In addition, routine clinical biochemistry markers were analyzed at the SHL Laboratories (Etten-Leur, Netherlands). Straws were opened using a heated wire cutting system followed by aliquoting directly into measurement tubes. Serum and erythrocyte samples were then delivered to the SHL group on dry ice. Serum concentrations of lipid parameters and HbA1c from erythrocytes were determined using the Roche Cobas 6000 analytical system for clinical chemistry according to the manufacturer's protocols.
2.3. Statistical Analyses
Baseline characteristics of individuals with and without incident cardiovascular disease are presented as means ± standard deviations or proportions. Differences between means of continuous variables were assessed by t-tests, and differences in proportions between cases and non-cases were assessed by chi-squared tests. Measurements of T cell subsets are displayed as medians with minimum and maximum values. Spearman's rank correlation coefficients adjusted for age, smoking status (never, former, current) and stratified by sex were used to assess the strengths of associations between waist circumference, BMI, glycated hemoglobin (HbA1c), various lipoprotein–lipid parameters and epigenetic cell counts. Treg/tTL ratios were categorized into quartiles according to sex-specific values in the subcohort and individuals in the highest quartile were considered as the reference group. Prentice-weighted Cox proportional hazards regression models with age at baseline as the underlying time-scale were used to assess the risk for incidence of a primary cardiovascular event between Treg quartiles (Prentice, 1986). All observations in the subcohort were left-truncated at age at baseline and censored at end of follow-up, death or loss to follow-up, whichever came first. Following the Prentice-weighting-scheme, risk sets at a particular event time are composed of all members of the subcohort at risk and cases at that event time, who were only included into the risk set shortly before their event. To adjust for age differences in cases at study entry and other potential age-cohort effects, all analyses were stratified by integer values (in years) of age at baseline. The extended correlation test based on Schoenfeld residuals (Xue et al., 2013) did not indicate any violations to the proportional hazards assumption.
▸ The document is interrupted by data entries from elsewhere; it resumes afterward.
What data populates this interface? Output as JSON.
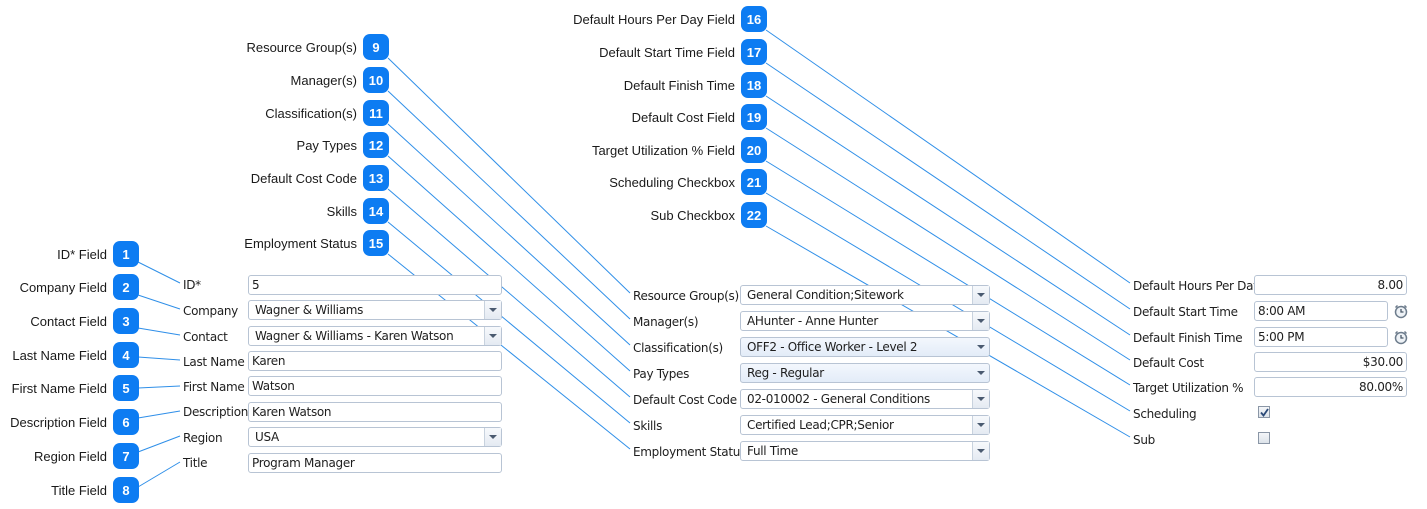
{
  "callouts": [
    {
      "num": "1",
      "text": "ID* Field"
    },
    {
      "num": "2",
      "text": "Company Field"
    },
    {
      "num": "3",
      "text": "Contact Field"
    },
    {
      "num": "4",
      "text": "Last Name Field"
    },
    {
      "num": "5",
      "text": "First Name Field"
    },
    {
      "num": "6",
      "text": "Description Field"
    },
    {
      "num": "7",
      "text": "Region Field"
    },
    {
      "num": "8",
      "text": "Title Field"
    },
    {
      "num": "9",
      "text": "Resource Group(s)"
    },
    {
      "num": "10",
      "text": "Manager(s)"
    },
    {
      "num": "11",
      "text": "Classification(s)"
    },
    {
      "num": "12",
      "text": "Pay Types"
    },
    {
      "num": "13",
      "text": "Default Cost Code"
    },
    {
      "num": "14",
      "text": "Skills"
    },
    {
      "num": "15",
      "text": "Employment Status"
    },
    {
      "num": "16",
      "text": "Default Hours Per Day Field"
    },
    {
      "num": "17",
      "text": "Default Start Time Field"
    },
    {
      "num": "18",
      "text": "Default Finish Time"
    },
    {
      "num": "19",
      "text": "Default Cost Field"
    },
    {
      "num": "20",
      "text": "Target Utilization % Field"
    },
    {
      "num": "21",
      "text": "Scheduling Checkbox"
    },
    {
      "num": "22",
      "text": "Sub Checkbox"
    }
  ],
  "form_left": {
    "id": {
      "label": "ID*",
      "value": "5"
    },
    "company": {
      "label": "Company",
      "value": "Wagner & Williams"
    },
    "contact": {
      "label": "Contact",
      "value": "Wagner & Williams - Karen Watson"
    },
    "last_name": {
      "label": "Last Name",
      "value": "Karen"
    },
    "first_name": {
      "label": "First Name",
      "value": "Watson"
    },
    "description": {
      "label": "Description",
      "value": "Karen Watson"
    },
    "region": {
      "label": "Region",
      "value": "USA"
    },
    "title": {
      "label": "Title",
      "value": "Program Manager"
    }
  },
  "form_middle": {
    "resource_groups": {
      "label": "Resource Group(s)",
      "value": "General Condition;Sitework"
    },
    "managers": {
      "label": "Manager(s)",
      "value": "AHunter - Anne Hunter"
    },
    "classifications": {
      "label": "Classification(s)",
      "value": "OFF2 - Office Worker - Level 2"
    },
    "pay_types": {
      "label": "Pay Types",
      "value": "Reg - Regular"
    },
    "default_cost_code": {
      "label": "Default Cost Code",
      "value": "02-010002 - General Conditions"
    },
    "skills": {
      "label": "Skills",
      "value": "Certified Lead;CPR;Senior"
    },
    "employment_status": {
      "label": "Employment Status",
      "value": "Full Time"
    }
  },
  "form_right": {
    "default_hours_per_day": {
      "label": "Default Hours Per Day",
      "value": "8.00"
    },
    "default_start_time": {
      "label": "Default Start Time",
      "value": "8:00 AM"
    },
    "default_finish_time": {
      "label": "Default Finish Time",
      "value": "5:00 PM"
    },
    "default_cost": {
      "label": "Default Cost",
      "value": "$30.00"
    },
    "target_utilization": {
      "label": "Target Utilization %",
      "value": "80.00%"
    },
    "scheduling": {
      "label": "Scheduling",
      "checked": true
    },
    "sub": {
      "label": "Sub",
      "checked": false
    }
  },
  "colors": {
    "badge": "#0d7cf2",
    "connector": "#2f8fe8"
  }
}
Sex-adjusted and multivariable-adjusted hazard ratios (HRs) along with their 95% confidence intervals (CIs) were estimated. Identification of potential confounders was based on a priori literature search and all those factors were selected that changed the risk estimates by > 10%, or were associated with the exposure. Thus, the following potential confounders were additionally included in a uniform multivariable-adjusted model: body mass index (BMI, kg/m2), physical activity (inactive, moderately inactive, moderately active and active), smoking status (never smokers, former smokers quitting ≥ 10 years, former smokers quitting < 10 years, current smokers < 15 cigarettes per day, current smokers ≥ 15 cigarettes per day), baseline alcohol intake (g/day), use of calcium supplements (yes or no), energy-adjusted dietary intakes of red and processed meat (g/day), and prevalent hypertension or hyperlipidemia at recruitment (yes or no). Potential confounding was also evaluated, but not found, for the following variables: highest educational level, lifetime alcohol intake, regular use of antihypertensive or lipid-lowering drugs, and use of non-steroidal anti-inflammatory drugs.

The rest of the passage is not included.